The Wayside School trilogy of books is, as far as I’m concerned, a seminal masterpiece of comedy and kidlit. They operate on a surreal, childlike level of logic that still speaks to my brain today.
More than that, the Wayside School books are honest portrayals of the confusion and paradoxes involved with being a child. As I grow older and the many sensations that are part of being a kid grow more and more distant, I value these books more, because they’re among the few stories that rekindle my memories and emotions of my youth.
I should also reiterate that the books are just really freaking funny. I often laugh out loud when I read them despite the fact that they’re aimed at kids. A good example of this sense of humor: The opening chapter of Wayside School is Falling Down makes me crack a smile every time.
I’ve written full reviews of the two books for my wife’s site, Readers By Night, so I’m just going to link to them here.
There’s no question that Sideways Stories from Wayside School is a silly, sweet book, but it’s also something greater. It’s archetypal and allegorical, a commentary on things like authority and conformity and the innate goodness of people and a bunch of other big ideas. Some of its stories are little more than half-baked jokes; others are dark and surreal tales. But this collection of 30 short stories adds up to a brilliant and hysterical gem for the slightly off-kilter kid inside us all.
Eleven years later, Sachar released its sequel, Wayside School is Falling Down. And this is a first-order sequel, a book that retains the spirit and energy of the original while expanding and refining its world. The second book in the Wayside series is more fully formed and polished than the original. There’s a drawback to this polish, too; some of the less developed stories feel a little bit disappointing where they felt like part of the slipshod charm in Sideways Stories. Still, the brisk format of 30 short stories is intact, which means it’s never too long before you’re sucked back in with some great little joke or little story.
Wayside School Gets a Little Stranger (1995)

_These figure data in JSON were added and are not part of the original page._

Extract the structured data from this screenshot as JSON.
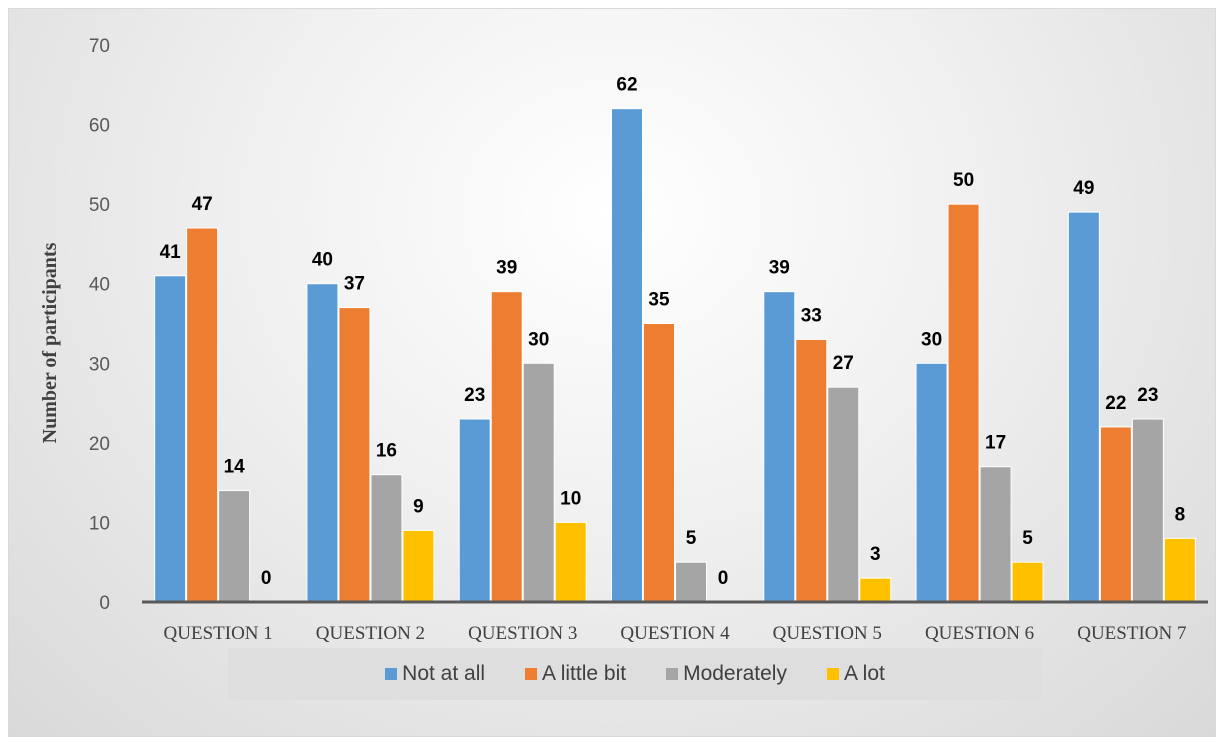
{
  "chart_data": {
    "type": "bar",
    "title": "",
    "xlabel": "",
    "ylabel": "Number of participants",
    "ylim": [
      0,
      70
    ],
    "yticks": [
      0,
      10,
      20,
      30,
      40,
      50,
      60,
      70
    ],
    "grid": false,
    "legend_position": "bottom",
    "categories": [
      "QUESTION 1",
      "QUESTION 2",
      "QUESTION 3",
      "QUESTION 4",
      "QUESTION 5",
      "QUESTION 6",
      "QUESTION 7"
    ],
    "series": [
      {
        "name": "Not at all",
        "color": "#5b9bd5",
        "values": [
          41,
          40,
          23,
          62,
          39,
          30,
          49
        ]
      },
      {
        "name": "A little bit",
        "color": "#ed7d31",
        "values": [
          47,
          37,
          39,
          35,
          33,
          50,
          22
        ]
      },
      {
        "name": "Moderately",
        "color": "#a5a5a5",
        "values": [
          14,
          16,
          30,
          5,
          27,
          17,
          23
        ]
      },
      {
        "name": "A lot",
        "color": "#ffc000",
        "values": [
          0,
          9,
          10,
          0,
          3,
          5,
          8
        ]
      }
    ]
  }
}
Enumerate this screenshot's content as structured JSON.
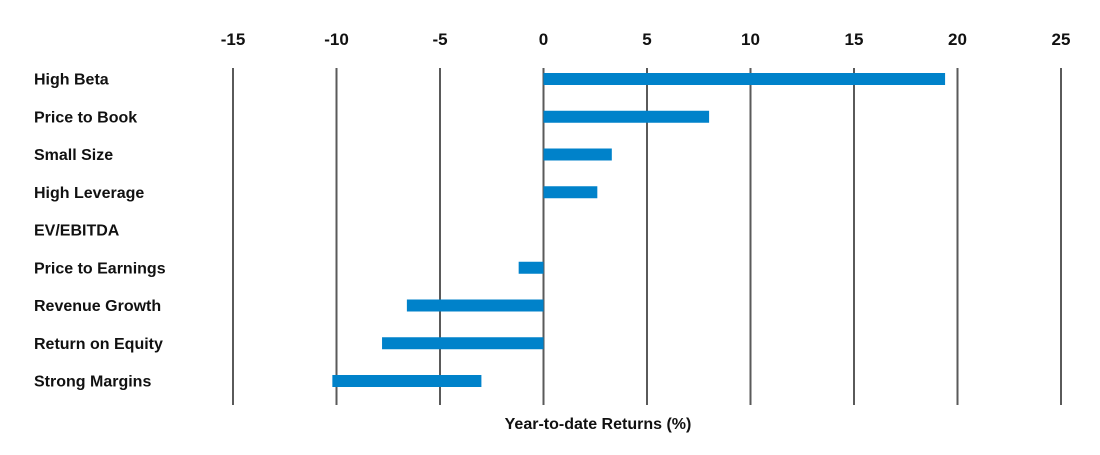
{
  "chart_data": {
    "type": "bar",
    "orientation": "horizontal",
    "categories": [
      "High Beta",
      "Price to Book",
      "Small Size",
      "High Leverage",
      "EV/EBITDA",
      "Price to Earnings",
      "Revenue Growth",
      "Return on Equity",
      "Strong Margins"
    ],
    "series": [
      {
        "name": "",
        "color": "#0082CA",
        "ranges": [
          [
            0,
            19.4
          ],
          [
            0,
            8.0
          ],
          [
            0,
            3.3
          ],
          [
            0,
            2.6
          ],
          [
            0,
            0
          ],
          [
            -1.2,
            0
          ],
          [
            -6.6,
            0
          ],
          [
            -7.8,
            0
          ],
          [
            -10.2,
            -3.0
          ]
        ]
      }
    ],
    "xlim": [
      -15,
      25
    ],
    "x_ticks": [
      -15,
      -10,
      -5,
      0,
      5,
      10,
      15,
      20,
      25
    ],
    "tick_position": "top",
    "xlabel": "Year-to-date Returns (%)",
    "ylabel": "",
    "title": "",
    "grid": "vertical",
    "legend": "none",
    "colors": {
      "bar": "#0082CA",
      "grid": "#5a5a5a",
      "text": "#111111"
    }
  }
}
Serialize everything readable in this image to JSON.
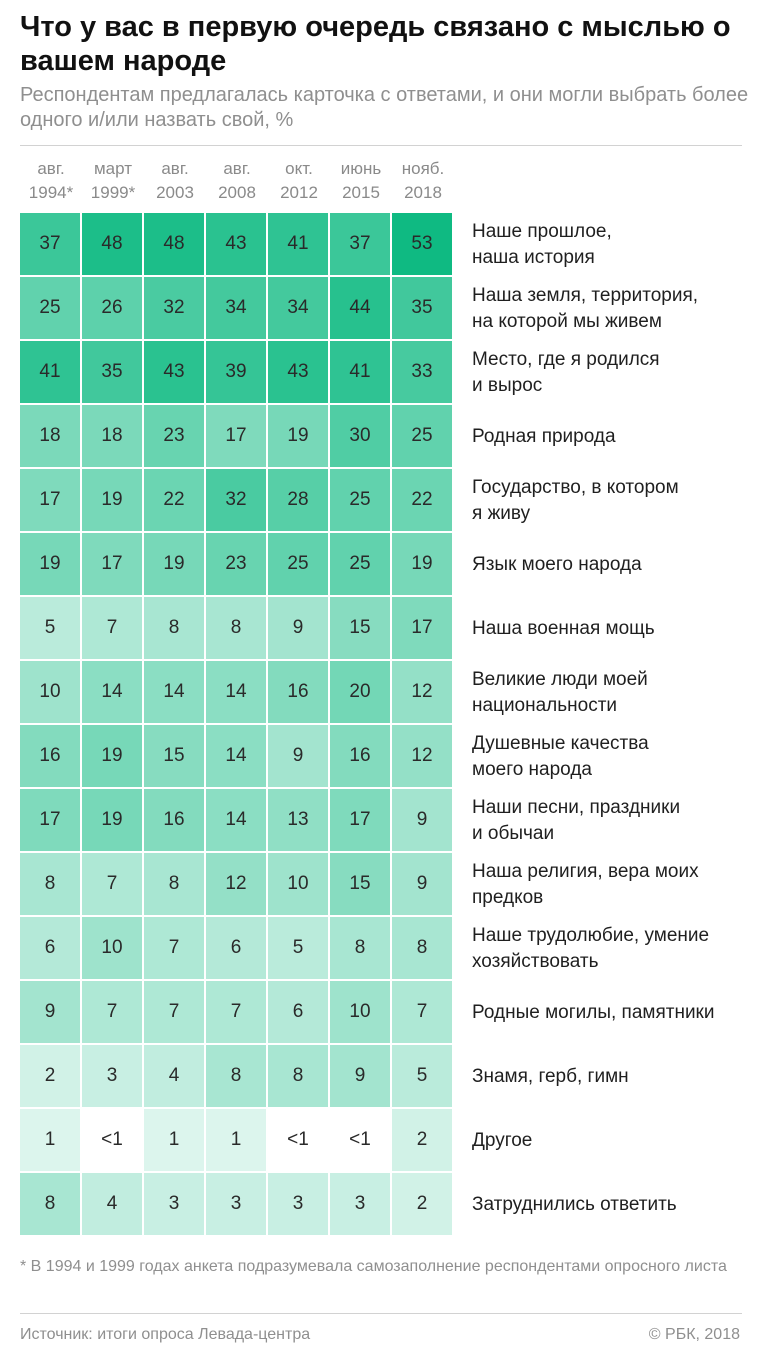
{
  "title": "Что у вас в первую очередь связано с мыслью о вашем народе",
  "subtitle": "Респондентам предлагалась карточка с ответами, и они могли выбрать более одного и/или назвать свой, %",
  "footnote": "* В 1994 и 1999 годах анкета подразумевала самозаполнение респондентами опросного листа",
  "source": "Источник: итоги опроса Левада-центра",
  "credit": "© РБК, 2018",
  "colors": {
    "scale_low": "#ffffff",
    "scale_high": "#0fba82"
  },
  "chart_data": {
    "type": "heatmap",
    "title": "Что у вас в первую очередь связано с мыслью о вашем народе",
    "subtitle": "Респондентам предлагалась карточка с ответами, и они могли выбрать более одного и/или назвать свой, %",
    "columns": [
      {
        "line1": "авг.",
        "line2": "1994*"
      },
      {
        "line1": "март",
        "line2": "1999*"
      },
      {
        "line1": "авг.",
        "line2": "2003"
      },
      {
        "line1": "авг.",
        "line2": "2008"
      },
      {
        "line1": "окт.",
        "line2": "2012"
      },
      {
        "line1": "июнь",
        "line2": "2015"
      },
      {
        "line1": "нояб.",
        "line2": "2018"
      }
    ],
    "rows": [
      {
        "label": [
          "Наше прошлое,",
          "наша история"
        ],
        "values": [
          37,
          48,
          48,
          43,
          41,
          37,
          53
        ],
        "display": [
          "37",
          "48",
          "48",
          "43",
          "41",
          "37",
          "53"
        ]
      },
      {
        "label": [
          "Наша земля, территория,",
          "на которой мы живем"
        ],
        "values": [
          25,
          26,
          32,
          34,
          34,
          44,
          35
        ],
        "display": [
          "25",
          "26",
          "32",
          "34",
          "34",
          "44",
          "35"
        ]
      },
      {
        "label": [
          "Место, где я родился",
          "и вырос"
        ],
        "values": [
          41,
          35,
          43,
          39,
          43,
          41,
          33
        ],
        "display": [
          "41",
          "35",
          "43",
          "39",
          "43",
          "41",
          "33"
        ]
      },
      {
        "label": [
          "Родная природа"
        ],
        "values": [
          18,
          18,
          23,
          17,
          19,
          30,
          25
        ],
        "display": [
          "18",
          "18",
          "23",
          "17",
          "19",
          "30",
          "25"
        ]
      },
      {
        "label": [
          "Государство, в котором",
          "я живу"
        ],
        "values": [
          17,
          19,
          22,
          32,
          28,
          25,
          22
        ],
        "display": [
          "17",
          "19",
          "22",
          "32",
          "28",
          "25",
          "22"
        ]
      },
      {
        "label": [
          "Язык моего народа"
        ],
        "values": [
          19,
          17,
          19,
          23,
          25,
          25,
          19
        ],
        "display": [
          "19",
          "17",
          "19",
          "23",
          "25",
          "25",
          "19"
        ]
      },
      {
        "label": [
          "Наша военная мощь"
        ],
        "values": [
          5,
          7,
          8,
          8,
          9,
          15,
          17
        ],
        "display": [
          "5",
          "7",
          "8",
          "8",
          "9",
          "15",
          "17"
        ]
      },
      {
        "label": [
          "Великие люди моей",
          "национальности"
        ],
        "values": [
          10,
          14,
          14,
          14,
          16,
          20,
          12
        ],
        "display": [
          "10",
          "14",
          "14",
          "14",
          "16",
          "20",
          "12"
        ]
      },
      {
        "label": [
          "Душевные качества",
          "моего народа"
        ],
        "values": [
          16,
          19,
          15,
          14,
          9,
          16,
          12
        ],
        "display": [
          "16",
          "19",
          "15",
          "14",
          "9",
          "16",
          "12"
        ]
      },
      {
        "label": [
          "Наши песни, праздники",
          "и обычаи"
        ],
        "values": [
          17,
          19,
          16,
          14,
          13,
          17,
          9
        ],
        "display": [
          "17",
          "19",
          "16",
          "14",
          "13",
          "17",
          "9"
        ]
      },
      {
        "label": [
          "Наша религия, вера моих",
          "предков"
        ],
        "values": [
          8,
          7,
          8,
          12,
          10,
          15,
          9
        ],
        "display": [
          "8",
          "7",
          "8",
          "12",
          "10",
          "15",
          "9"
        ]
      },
      {
        "label": [
          "Наше трудолюбие, умение",
          "хозяйствовать"
        ],
        "values": [
          6,
          10,
          7,
          6,
          5,
          8,
          8
        ],
        "display": [
          "6",
          "10",
          "7",
          "6",
          "5",
          "8",
          "8"
        ]
      },
      {
        "label": [
          "Родные могилы, памятники"
        ],
        "values": [
          9,
          7,
          7,
          7,
          6,
          10,
          7
        ],
        "display": [
          "9",
          "7",
          "7",
          "7",
          "6",
          "10",
          "7"
        ]
      },
      {
        "label": [
          "Знамя, герб, гимн"
        ],
        "values": [
          2,
          3,
          4,
          8,
          8,
          9,
          5
        ],
        "display": [
          "2",
          "3",
          "4",
          "8",
          "8",
          "9",
          "5"
        ]
      },
      {
        "label": [
          "Другое"
        ],
        "values": [
          1,
          0.5,
          1,
          1,
          0.5,
          0.5,
          2
        ],
        "display": [
          "1",
          "<1",
          "1",
          "1",
          "<1",
          "<1",
          "2"
        ]
      },
      {
        "label": [
          "Затруднились ответить"
        ],
        "values": [
          8,
          4,
          3,
          3,
          3,
          3,
          2
        ],
        "display": [
          "8",
          "4",
          "3",
          "3",
          "3",
          "3",
          "2"
        ]
      }
    ]
  }
}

I haven’t written a review yet (it’s near the top of my to-do list so that this article can be more complete), but here’s the short version: though A Little Stranger is still funny and charming, it’s easily the weakest of the trilogy. Many of the stories run for multiple chapters, which sucks some of the carefree attitude out of the book. And the focus on substitute teachers instead of students fails to yield the same comic dividends. But there’s still quite a bit to love: Some of the stories are hysterical (an elaborate “who’s on first” type gag about students’ pets might be my favorite), often going in unexpected places. It’s worth reading, but it’s a bit of a down point.